The reviewer, indeed, finds little evidence of a decline at all in this exhibit. ". . .this is one of the finest displays of major icons -- in most cases either remarkably preserved or at least very skilfully restored -- that I've ever seen."
The exhibit includes much more than icons. There are also "paintings, sculptures, carvings, jewellery, coins, medals, frescoes, chunks knocked off buldings, clerical vestments, amulets rolls, miraculously intact glass vases from mid 13th-century Syria, even an entire massive chandelier, dramatically hung from the Museum's ceiling. . ."
If, like me, you are the width of a continent away from the Metropolitan, there is a sizeable portion of the exhibit on view via the net at the museum's website. The exhibit begins here.
You can also see a video of "The Consecration of the Exhibit" by the Orthdox Archbishop Damianos of Sinai. Surely that doesn't happen every day?
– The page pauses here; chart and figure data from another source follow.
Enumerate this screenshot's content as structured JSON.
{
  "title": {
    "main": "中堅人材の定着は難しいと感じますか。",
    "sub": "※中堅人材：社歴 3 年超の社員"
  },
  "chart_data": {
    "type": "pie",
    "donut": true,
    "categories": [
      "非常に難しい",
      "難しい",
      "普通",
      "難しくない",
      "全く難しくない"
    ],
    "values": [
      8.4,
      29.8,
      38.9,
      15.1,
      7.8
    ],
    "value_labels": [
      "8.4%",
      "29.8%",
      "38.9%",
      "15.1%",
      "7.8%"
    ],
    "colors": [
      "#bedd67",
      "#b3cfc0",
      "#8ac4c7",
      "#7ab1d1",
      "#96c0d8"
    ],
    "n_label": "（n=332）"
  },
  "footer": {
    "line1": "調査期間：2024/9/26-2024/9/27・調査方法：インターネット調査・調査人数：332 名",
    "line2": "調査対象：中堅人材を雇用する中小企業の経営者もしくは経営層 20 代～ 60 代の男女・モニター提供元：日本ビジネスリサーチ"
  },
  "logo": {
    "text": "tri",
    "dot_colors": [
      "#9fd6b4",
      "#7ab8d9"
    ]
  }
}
. . . .Thee do we beseech and Thee do we entreat, O Thou Who art good and the creator of all: Hallow this exhibition of sacred icons and liturgical treasures, which we consecrate this day, recompensing and blessing abundantly those who have laboured and toiled in their attentive care of these objects, and those who, in honour of Thee, have brought the works of art here from the ends of the earth that we might behold them. And do Thou grant rest, in the tabernacles of the righteous, unto the souls of the artificers who from ages past have been well pleasing unto Thee, whose names are known to Thee alone.
For behold, precious objects of worship, and handiworks created out of veneration, are here made manifest for the common rejoicing and study: venerable icons and sacred texts, liturgical treasures and vestments, most beautiful articles of fine workmanship, whether written or painted, carved or woven, effulgences befitting the comeliness of Thy house, which our fathers wrought in their love for the beautiful, and for reason-endowed worship of Thee, whether in churches or in homes, offered in piety. All of these, becoming even an ark of Thy sanctification, bear witness to the ancestral reverence and the Christ-loving mind of Orthodox Christians throughout the whole of the ecumene, manifesting the love of the beautiful of our forefathers in Byzantium, and proclaiming clearly unto those that behold them the nourishing of comely arts by our most holy Church. . . .
It wasn't so very long ago that our own Church of Rome used to concern itself with "effulgences befitting the comeliness of Thy house, which our fathers wrought in their love for the beautiful, and for reason-endowed worship of Thee". Maybe it will again some day.